The importance of the LOCAL Act
This week brought the official start to the spring season, which in Arkansas means that lake season isn’t far behind. Arkansas has some of the most beautiful, well-maintained lakes in the United States. I have wonderful memories of spending time with my family on these lakes and they are an important part of our state identity.
For many years, lakes in Arkansas and throughout the United States have been maintained through joint management agreements between local cooperating partners and the U.S. Army Corps of Engineers. These management programs ensured groups like the Friends of Lake Ouachita could collect user fees and reinvest them directly back in the maintenance of the recreation facilities around the lake.

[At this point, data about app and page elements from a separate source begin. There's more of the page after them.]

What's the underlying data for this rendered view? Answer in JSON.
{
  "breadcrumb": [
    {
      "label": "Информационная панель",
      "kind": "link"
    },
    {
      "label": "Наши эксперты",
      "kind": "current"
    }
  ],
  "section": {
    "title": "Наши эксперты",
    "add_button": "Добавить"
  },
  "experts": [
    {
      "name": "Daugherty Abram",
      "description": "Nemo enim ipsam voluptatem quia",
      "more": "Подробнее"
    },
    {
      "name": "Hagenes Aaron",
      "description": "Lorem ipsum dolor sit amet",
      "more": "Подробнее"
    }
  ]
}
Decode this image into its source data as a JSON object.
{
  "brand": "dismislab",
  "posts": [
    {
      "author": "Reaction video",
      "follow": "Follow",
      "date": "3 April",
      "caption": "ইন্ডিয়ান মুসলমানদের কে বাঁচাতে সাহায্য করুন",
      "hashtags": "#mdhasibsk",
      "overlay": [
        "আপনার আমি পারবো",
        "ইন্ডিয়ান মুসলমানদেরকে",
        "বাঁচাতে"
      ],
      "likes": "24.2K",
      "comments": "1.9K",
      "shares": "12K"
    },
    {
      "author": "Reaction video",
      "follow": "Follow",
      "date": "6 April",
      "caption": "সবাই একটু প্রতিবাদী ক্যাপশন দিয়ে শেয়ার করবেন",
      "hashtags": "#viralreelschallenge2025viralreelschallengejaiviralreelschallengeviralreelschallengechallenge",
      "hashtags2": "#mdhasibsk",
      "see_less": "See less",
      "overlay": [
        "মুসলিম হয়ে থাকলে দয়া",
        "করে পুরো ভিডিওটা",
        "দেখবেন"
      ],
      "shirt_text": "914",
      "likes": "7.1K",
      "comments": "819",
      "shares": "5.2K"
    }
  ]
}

But despite years of successful operation, the Corps recently determined they lacked the authority to continue these joint management agreements and are in the process of suspending all local partnerships. Previously, there were 10 agreements in place, with an additional 20 agreements in the process of being signed before the process was terminated.
Recently, I introduced the LOCAL Act, a bill that provides the U.S. Army Corps of Engineers with the authority to continue these joint management programs. Specifically, the LOCAL Act would allow the current agreements to remain in force, and new agreements to be signed, if the local entities meet certain criteria.
Arkansans know better than anyone how to manage our lands and cuts to the Corps’ budget shouldn’t dictate our ability to enjoy these facilities. Arkansas is known as the Natural State—one of our greatest points of pride is access to public lands and water. The LOCAL Act will ensure that facilities like Lake Ouachita and Beaver Lake will remain easily accessible for future generations.